Drugs feel great in the beginning and became a drag later on. (That's why I'm getting fat day by day. Food is a drug.)

Over time I get used to everything and start TAKING IT FOR GRANTED. (My family that is. Most of them. Especially my hardworking father.)

MONEY DOES NOT MAKE ME HAPPY. (Big lesson from last years predicament.)

Traveling alone is helpful for a new perspective of life. (Yes. I do agree with you Azharan... most of the parts.)

Assuming is STIFLING. (Sorry to those whom it may concern. Most of the time I'm NOBODY's business.)

Keeping a DIARY (Blog, Facebook, Twitter) supports my personal development.

Trying to look good limits my life. (That's maybe why I look terrible all my life.
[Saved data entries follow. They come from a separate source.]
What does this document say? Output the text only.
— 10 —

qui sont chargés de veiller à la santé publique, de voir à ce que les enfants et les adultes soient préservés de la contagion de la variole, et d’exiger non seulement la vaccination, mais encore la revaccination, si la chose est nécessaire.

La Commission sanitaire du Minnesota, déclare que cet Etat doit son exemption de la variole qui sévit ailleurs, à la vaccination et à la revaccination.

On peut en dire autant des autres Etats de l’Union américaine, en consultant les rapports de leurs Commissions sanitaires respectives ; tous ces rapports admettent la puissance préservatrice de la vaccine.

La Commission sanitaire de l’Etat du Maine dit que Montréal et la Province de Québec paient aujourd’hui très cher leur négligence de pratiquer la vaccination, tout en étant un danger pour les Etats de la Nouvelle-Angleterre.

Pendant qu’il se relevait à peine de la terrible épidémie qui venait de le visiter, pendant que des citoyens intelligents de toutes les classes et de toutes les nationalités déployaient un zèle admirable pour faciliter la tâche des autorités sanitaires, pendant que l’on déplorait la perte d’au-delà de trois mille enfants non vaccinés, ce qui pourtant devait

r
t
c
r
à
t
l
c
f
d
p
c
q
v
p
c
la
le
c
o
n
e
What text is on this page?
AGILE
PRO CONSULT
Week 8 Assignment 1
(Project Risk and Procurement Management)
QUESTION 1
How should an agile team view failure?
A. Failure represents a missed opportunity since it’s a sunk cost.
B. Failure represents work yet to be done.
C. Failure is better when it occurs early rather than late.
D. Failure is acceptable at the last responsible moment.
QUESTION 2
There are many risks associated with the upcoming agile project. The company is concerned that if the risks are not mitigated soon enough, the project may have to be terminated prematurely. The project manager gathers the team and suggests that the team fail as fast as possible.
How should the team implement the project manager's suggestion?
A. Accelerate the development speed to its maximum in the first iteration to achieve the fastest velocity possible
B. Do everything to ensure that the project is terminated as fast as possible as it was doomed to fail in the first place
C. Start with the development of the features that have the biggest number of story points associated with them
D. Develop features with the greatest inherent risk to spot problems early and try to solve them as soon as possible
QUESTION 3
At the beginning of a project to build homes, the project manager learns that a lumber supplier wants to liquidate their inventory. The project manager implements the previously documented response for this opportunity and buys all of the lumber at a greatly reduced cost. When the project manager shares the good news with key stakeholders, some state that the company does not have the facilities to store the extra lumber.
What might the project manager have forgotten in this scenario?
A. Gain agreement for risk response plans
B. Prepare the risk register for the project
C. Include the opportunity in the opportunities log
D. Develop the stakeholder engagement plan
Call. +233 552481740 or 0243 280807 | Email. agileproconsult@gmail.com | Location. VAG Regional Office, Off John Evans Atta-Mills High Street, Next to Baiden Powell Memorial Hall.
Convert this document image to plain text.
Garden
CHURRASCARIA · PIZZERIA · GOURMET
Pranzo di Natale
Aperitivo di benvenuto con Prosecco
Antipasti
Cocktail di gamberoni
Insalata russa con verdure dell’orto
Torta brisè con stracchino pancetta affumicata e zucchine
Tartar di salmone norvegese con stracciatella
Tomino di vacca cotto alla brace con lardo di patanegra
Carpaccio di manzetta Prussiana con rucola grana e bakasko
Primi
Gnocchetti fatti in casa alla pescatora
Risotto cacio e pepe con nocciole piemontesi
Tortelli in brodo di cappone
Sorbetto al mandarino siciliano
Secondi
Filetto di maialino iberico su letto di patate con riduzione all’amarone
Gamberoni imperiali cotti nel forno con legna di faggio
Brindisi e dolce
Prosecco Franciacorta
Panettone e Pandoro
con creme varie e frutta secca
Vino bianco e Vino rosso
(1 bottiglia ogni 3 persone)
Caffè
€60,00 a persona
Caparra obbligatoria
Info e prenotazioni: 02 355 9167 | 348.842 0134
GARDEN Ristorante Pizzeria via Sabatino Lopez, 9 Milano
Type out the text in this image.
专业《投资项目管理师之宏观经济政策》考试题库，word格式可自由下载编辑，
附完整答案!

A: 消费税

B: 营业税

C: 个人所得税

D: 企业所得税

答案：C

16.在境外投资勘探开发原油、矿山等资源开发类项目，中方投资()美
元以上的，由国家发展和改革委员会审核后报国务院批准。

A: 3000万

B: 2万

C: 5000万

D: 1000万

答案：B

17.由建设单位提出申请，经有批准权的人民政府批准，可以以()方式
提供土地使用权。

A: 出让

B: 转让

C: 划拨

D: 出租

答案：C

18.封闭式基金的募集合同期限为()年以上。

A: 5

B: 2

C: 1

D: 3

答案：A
Wahahahaha)

Worrying solves nothing. (Sleeping does though... Heh.)

Material luxuries are best enjoyed in small doses. (Overdose and it became a goddamn burden -_-)

Having guts always works out for me. (Duh.)

Everybody thinks they ARE RIGHT. (And it is very HARD to proves them wrong, with all the stupid reason they make up. Especially one who is blinded by "religious" statement and becomes a zealot...)

Low expectations are a good strategy.

Whatever I want to explore professionally, its best to try it out for myself first.

Everybody who is honest is INTERESTING. (That's why I'm attracted to you. Don't know whether you're the same as you are before.)

p/s: Hate living in a lie. Hate people doing it. And I hate it the most if somehow I've become involved in it.